§ 309 BGB: Ausschluss von Haftung bei Personenschäden in den AGBs

Für etwa folgende Anfrage beschäftigte ich mich mit § 309 BGB:

„Wenn man Dienstleistungen als Reiseleiter anbietet aber keine Haftung bei Unfällen und Todesfällen übernehmen möchte, reicht es da als Kleingewerbetreibender einen Haftungsausschluss in die AGB einzubringen oder braucht man eine Versicherung?“

Meine Antwort konnte daher nur so lauten: Nein, ein Haftungsausschluss in den AGBs ist nicht möglich und zwar aus folgendem Grund:

Im Bürgerlichen Gesetzbuch gibt es den § 309 der besagt, dass eben genau diese Haftung bzw. Haftbegrenzung bei körperlichen Schäden und Todesfällen nicht rechtswirksam ausgeschlossen werden kann, da dies als „unangemessen benachteiligend“ gilt:

 

Auch soweit eine Abweichung von den gesetzlichen Vorschriften zulässig ist, ist in Allgemeinen Geschäftsbedingungen unwirksam:

[…]

Absatz 7

(Haftungsausschluss bei Verletzung von Leben, Körper, Gesundheit und bei grobem Verschulden)

a) (Verletzung von Leben, Körper, Gesundheit) ein Ausschluss oder eine Begrenzung der Haftung für Schäden aus der Verletzung des Lebens, des Körpers oder der Gesundheit, die auf einer fahrlässigen Pflichtverletzung des Verwenders oder einer vorsätzlichen oder fahrlässigen Pflichtverletzung eines gesetzlichen Vertreters oder Erfüllungsgehilfen des Verwenders beruhen;

b) (Grobes Verschulden) ein Ausschluss oder eine Begrenzung der Haftung für sonstige Schäden, die auf einer grob fahrlässigen Pflichtverletzung des Verwenders oder auf einer vorsätzlichen oder grob fahrlässigen Pflichtverletzung eines gesetzlichen Vertreters oder Erfüllungsgehilfen des Verwenders beruhen.“

Weitere Informationen zum § 309 BGB

Dies gilt natürlich nicht nur für AGB von Reiseleitern oder Tourismusunternehmen, sondern z. B. auch für Veranstalter. Herr RA Thomas Waetke erklärt die Besonderheit des § 309 BGB hier sehr anschaulich und anhand eines aktuellen Gerichtsurteils am OLG Karlsruhe.

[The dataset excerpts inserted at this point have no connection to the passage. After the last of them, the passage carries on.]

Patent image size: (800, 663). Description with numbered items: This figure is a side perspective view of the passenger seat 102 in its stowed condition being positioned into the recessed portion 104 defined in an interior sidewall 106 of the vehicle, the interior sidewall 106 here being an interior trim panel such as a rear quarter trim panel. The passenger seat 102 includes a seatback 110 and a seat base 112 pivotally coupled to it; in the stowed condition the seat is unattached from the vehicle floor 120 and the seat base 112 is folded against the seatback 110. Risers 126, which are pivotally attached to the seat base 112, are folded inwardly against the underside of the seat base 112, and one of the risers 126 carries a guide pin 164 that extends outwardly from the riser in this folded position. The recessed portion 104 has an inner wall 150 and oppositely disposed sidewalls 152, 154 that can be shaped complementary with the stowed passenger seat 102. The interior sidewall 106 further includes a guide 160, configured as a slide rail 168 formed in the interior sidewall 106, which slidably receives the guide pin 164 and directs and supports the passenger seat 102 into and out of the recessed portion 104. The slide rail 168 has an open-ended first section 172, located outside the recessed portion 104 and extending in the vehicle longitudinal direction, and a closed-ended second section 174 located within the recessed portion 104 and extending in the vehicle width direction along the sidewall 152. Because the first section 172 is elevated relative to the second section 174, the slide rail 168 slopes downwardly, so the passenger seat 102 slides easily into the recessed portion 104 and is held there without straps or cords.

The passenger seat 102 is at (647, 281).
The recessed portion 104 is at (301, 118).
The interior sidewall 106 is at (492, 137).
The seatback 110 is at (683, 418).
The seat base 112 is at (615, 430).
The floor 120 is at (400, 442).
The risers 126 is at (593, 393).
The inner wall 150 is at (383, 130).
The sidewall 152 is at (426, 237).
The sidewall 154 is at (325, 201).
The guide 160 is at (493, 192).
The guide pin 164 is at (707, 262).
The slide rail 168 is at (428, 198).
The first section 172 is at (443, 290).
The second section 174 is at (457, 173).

Herr Rechtsanwalt Jacob Metzler bringt es in diesem kurzen Kommentar auch noch einmal auf den Punkt.

Demnach konnte ich die Frage nur so beantworten, dass dieses Haftungsrisiko nur durch eine entsprechende Versicherung abgedeckt werden kann, nicht aber durch einen Ausschluss in den AGB.

Dieser Kommentar kann keine Rechtsberatung durch eine Anwältin / einen Anwalt ersetzen.

Für rechtliche Beratungen können Sie u. U. Beratungshilfe bei Ihrem zuständigen Amtsgericht beantragen. Für Personen, die z. B. gerade ein Kleingewerbe aufbauen, könnte eine Vermittlung / Bezahlung einer Beratung über die Agentur für Arbeit oder das Jobcenter im Sinne einer Leistung zur Förderung von Selbstständigkeit in Frage kommen.